Не попадая в голенища, Степан Егорыч кое-как впихнул в сапоги ноги, сорвал с гвоздя шинель. В зажигалке стерся кремень, но он помнил, куда Василиса клала спички, – нащупал на печном приступке сухой легкий коробок. Оружие бы! Но какое у Василисы в доме оружие!
– Поотобрали вот дробовики, а зачем? – как бы угадывая Степан Егорычевы мысли, посетовал Ерофеич. – Такое вот, к примеру, происшествие – даже отбиться нечем…
Одно только могло сгодиться Степану Егорычу как оружие: у Василисы в подпечье вместе с рогачами всегда лежал острый топор для рубки хвороста. Степан Егорыч сам не раз направлял его на точиле.
– Степан! – окликнула Василиса. – Подожди!
Она словно бы боялась за него, не хотела, чтоб он шел один, без нее.

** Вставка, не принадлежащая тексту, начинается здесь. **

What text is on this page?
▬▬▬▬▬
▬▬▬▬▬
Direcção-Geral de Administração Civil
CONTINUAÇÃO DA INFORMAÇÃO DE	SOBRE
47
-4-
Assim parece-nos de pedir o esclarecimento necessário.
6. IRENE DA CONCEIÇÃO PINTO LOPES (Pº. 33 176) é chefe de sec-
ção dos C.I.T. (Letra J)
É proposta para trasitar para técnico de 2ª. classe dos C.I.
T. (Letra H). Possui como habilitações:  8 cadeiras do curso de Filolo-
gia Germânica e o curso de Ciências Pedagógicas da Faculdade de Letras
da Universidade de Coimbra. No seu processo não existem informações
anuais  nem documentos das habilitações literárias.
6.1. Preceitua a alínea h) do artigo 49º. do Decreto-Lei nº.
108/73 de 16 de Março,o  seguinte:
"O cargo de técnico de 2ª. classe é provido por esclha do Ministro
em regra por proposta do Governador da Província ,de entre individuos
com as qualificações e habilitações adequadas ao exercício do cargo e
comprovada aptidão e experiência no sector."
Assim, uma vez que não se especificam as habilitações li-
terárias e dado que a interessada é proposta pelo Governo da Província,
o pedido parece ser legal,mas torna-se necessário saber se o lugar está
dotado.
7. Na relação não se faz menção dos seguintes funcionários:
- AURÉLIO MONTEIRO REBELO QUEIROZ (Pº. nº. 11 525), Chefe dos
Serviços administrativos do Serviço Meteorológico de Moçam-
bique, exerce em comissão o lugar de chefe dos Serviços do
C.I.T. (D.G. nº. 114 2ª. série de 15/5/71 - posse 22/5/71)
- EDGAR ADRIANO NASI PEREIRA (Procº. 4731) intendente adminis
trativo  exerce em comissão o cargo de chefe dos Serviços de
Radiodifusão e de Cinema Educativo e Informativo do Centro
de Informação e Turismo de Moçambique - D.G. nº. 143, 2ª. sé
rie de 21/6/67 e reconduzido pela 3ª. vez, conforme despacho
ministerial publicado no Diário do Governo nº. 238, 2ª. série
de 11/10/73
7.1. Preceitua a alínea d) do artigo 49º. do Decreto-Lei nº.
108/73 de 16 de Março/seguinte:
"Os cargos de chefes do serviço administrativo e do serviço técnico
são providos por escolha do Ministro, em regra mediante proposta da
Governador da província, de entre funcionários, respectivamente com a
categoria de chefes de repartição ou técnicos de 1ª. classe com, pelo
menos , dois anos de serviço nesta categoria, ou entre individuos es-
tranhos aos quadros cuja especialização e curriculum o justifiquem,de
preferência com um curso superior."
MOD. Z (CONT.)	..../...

Бежать Степан Егорыч не мог, а только шагал, сколь мог быстро, широкими неуклюжими шагами, землемерным сажнем выбрасывая вперед себя негнущуюся ногу. Ерофеич трусил рядом, сбивчиво передавая, как еще с вечера стали подвывать в степи волки, но это обычное дело, он даже не заволновался нисколько, а потом, с полчаса назад, овцы забеспокоились не на шутку, стали метаться в овчарне, блеять. Кошар и Жук, бегавшие снаружи, на что уж здоровы, волкодавьей породы, а и то – подбились под дверь сторожки; шерсть дыбом, клыки оскалены, зарычат, рявкнут – и тут же пятятся… Ерофеич вышел поглядеть и на снегу с одной и другой стороны овчарни увидел волков; на той стороне, откуда светила луна, – черными тенями, а на той, где было светло, – совсем ясно: длинные морды, пар от дыхания…
Ерофеич оправился от пережитого страха, теперь ему было даже занятно, как это он оказался посреди волчьей стаи и как они его выпустили, не погнались вслед. А погнались бы, почитай, тут бы ему и конец – что бы он сделал голыми руками? Собаки же повели себя совсем не геройски: едва он вышел из сторожки, как они рванулись туда, в укрытие, – и волкам без боя уступили, и хозяина покинули без защиты.
– Сколько живу – а такое впервой! – докладывал Ерофеич на бегу, едва поспевая за Степаном Егорычем. – Никогда у нас по стольку не водилось. Это их война сюда согнала. Серые все, должно, брянские, наши порыжей будут…
– Стой! – шумно дыша, остановился Степан Егорыч. – Ты со мной не беги. Буди народ, всех подряд. Пускай берут тазы, ведра. Для шуму. Стучи по окнам!
Они уже выходили проулком в открытое поле. Ерофеич, мелко топоча валенками, рысцой побежал назад, в хуторскую улицу.
Круглая луна прожектором горела в иссиня-черном небе. Ее купоросно-зеленоватый свет ровно и сильно лежал на снегу, делая видным степное пространство во всю его даль, до черты горизонта. Всё, на что лился лунный свет, гляделось предельно четко. До приземистого сарая овчарни оставалась еще сотня шагов, а Степан Егорыч уже видел глиняную обмазку стен, черные швы между саманными кирпичами в тех местах, где глина отпала, утоптанный овцами, учерненный навозом загон, огораживающие его кривые слеги, кособокую Ерофеичеву сторожку, пристроенную к левому боку овчарни. Даже буквы лозунга, прибитого на стене, и то можно было угадать.
Где же волки, уж не померещилось ли спросонья Ерофеичу?